Morrison 'not a role model' for NZ oppn
NEW Zealand opposition leader Simon Bridges has blundered on foreign affairs, describing Australian prime minister Scott Morrison as a friend but "not a role model".
Mr Bridges, who leads the conservative National party, returned to Wellington on Tuesday after a 12-day trip to India and China.
Back at parliament, he wasted no time continuing his attacks on Prime Minister Jacinda Ardern, taking aim at the Kiwi leader's pursuit of an international agreement to end extremist content online.
Unfortunately for Mr Bridges, that's also a major policy aim of Mr Morrison's government.
Mr Bridges described Ms Ardern's signature foreign affairs achievement - the Christchurch Call, which aims to eliminate violent and terrorist content online - a "big talkfest in Paris that achieved nothing".
The Call was founded in the wake of the mosque shooting that left 51 New Zealanders dead in March.
It aims to bring together nations and companies like Twitter and Facebook to reduce extremist information on the internet.
Australia is a signatory.
Those goals are shared by the Australian government, as shown by Mr Morrison's advocacy during recent summits of the G20 in Japan last June, and last month's G7 meeting in France.
While Mr Bridges was happy to criticise Ms Ardern, he declined to criticise Mr Morrison.

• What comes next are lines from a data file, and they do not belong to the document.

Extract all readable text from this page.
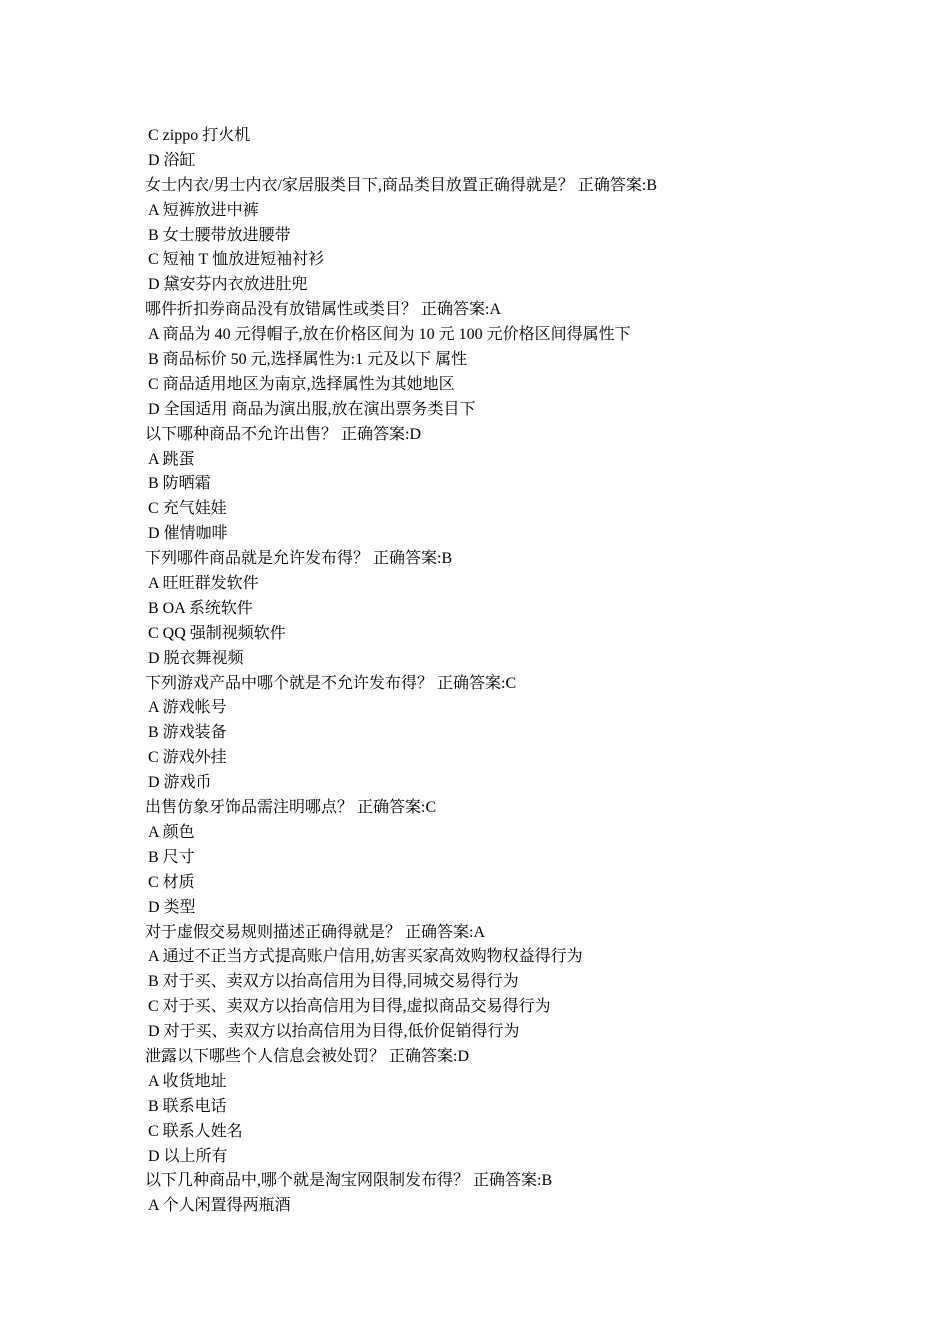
C zippo 打火机
D 浴缸
女士内衣/男士内衣/家居服类目下,商品类目放置正确得就是？ 正确答案:B
A 短裤放进中裤
B 女士腰带放进腰带
C 短袖 T 恤放进短袖衬衫
D 黛安芬内衣放进肚兜
哪件折扣券商品没有放错属性或类目？ 正确答案:A
A 商品为 40 元得帽子,放在价格区间为 10 元 100 元价格区间得属性下
B 商品标价 50 元,选择属性为:1 元及以下 属性
C 商品适用地区为南京,选择属性为其她地区
D 全国适用 商品为演出服,放在演出票务类目下
以下哪种商品不允许出售？ 正确答案:D
A 跳蛋
B 防晒霜
C 充气娃娃
D 催情咖啡
下列哪件商品就是允许发布得？ 正确答案:B
A 旺旺群发软件
B OA 系统软件
C QQ 强制视频软件
D 脱衣舞视频
下列游戏产品中哪个就是不允许发布得？ 正确答案:C
A 游戏帐号
B 游戏装备
C 游戏外挂
D 游戏币
出售仿象牙饰品需注明哪点？ 正确答案:C
A 颜色
B 尺寸
C 材质
D 类型
对于虚假交易规则描述正确得就是？ 正确答案:A
A 通过不正当方式提高账户信用,妨害买家高效购物权益得行为
B 对于买、卖双方以抬高信用为目得,同城交易得行为
C 对于买、卖双方以抬高信用为目得,虚拟商品交易得行为
D 对于买、卖双方以抬高信用为目得,低价促销得行为
泄露以下哪些个人信息会被处罚？ 正确答案:D
A 收货地址
B 联系电话
C 联系人姓名
D 以上所有
以下几种商品中,哪个就是淘宝网限制发布得？ 正确答案:B
A 个人闲置得两瓶酒
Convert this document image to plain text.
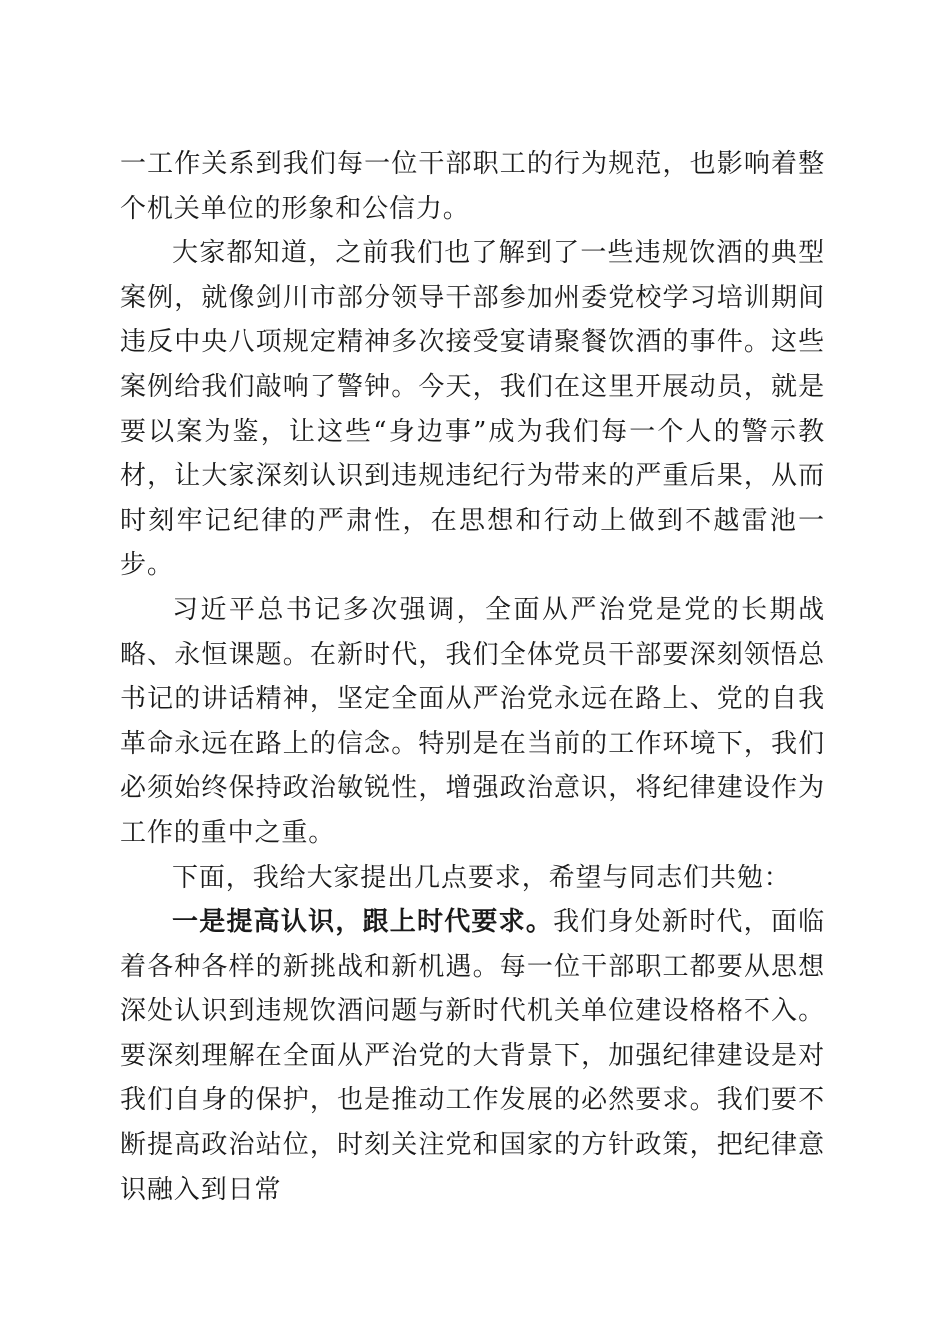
一工作关系到我们每一位干部职工的行为规范，也影响着整个机关单位的形象和公信力。

大家都知道，之前我们也了解到了一些违规饮酒的典型案例，就像剑川市部分领导干部参加州委党校学习培训期间违反中央八项规定精神多次接受宴请聚餐饮酒的事件。这些案例给我们敲响了警钟。今天，我们在这里开展动员，就是要以案为鉴，让这些“身边事”成为我们每一个人的警示教材，让大家深刻认识到违规违纪行为带来的严重后果，从而时刻牢记纪律的严肃性，在思想和行动上做到不越雷池一步。

习近平总书记多次强调，全面从严治党是党的长期战略、永恒课题。在新时代，我们全体党员干部要深刻领悟总书记的讲话精神，坚定全面从严治党永远在路上、党的自我革命永远在路上的信念。特别是在当前的工作环境下，我们必须始终保持政治敏锐性，增强政治意识，将纪律建设作为工作的重中之重。

下面，我给大家提出几点要求，希望与同志们共勉：

一是提高认识，跟上时代要求。我们身处新时代，面临着各种各样的新挑战和新机遇。每一位干部职工都要从思想深处认识到违规饮酒问题与新时代机关单位建设格格不入。要深刻理解在全面从严治党的大背景下，加强纪律建设是对我们自身的保护，也是推动工作发展的必然要求。我们要不断提高政治站位，时刻关注党和国家的方针政策，把纪律意识融入到日常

"Less time from Jack from Twitter, less time on Facebook, less time worrying about these international issues," Mr Bridges said of the Labour prime minister.
When questioned on Australia's similar position, he took umbrage at the suggestion Mr Morrison was a role model.
"He's not a role model of mine ... he's a friend of mine, and he is the prime minister of Australia," Mr Bridges said.
"On that basis, just as I do with senior Politburo members in China, I talk to them."
On Mr Morrison's identical policy aims, he said, "I'm not going to make comments on what Scott Morrison's position is. That's ultimately for another government".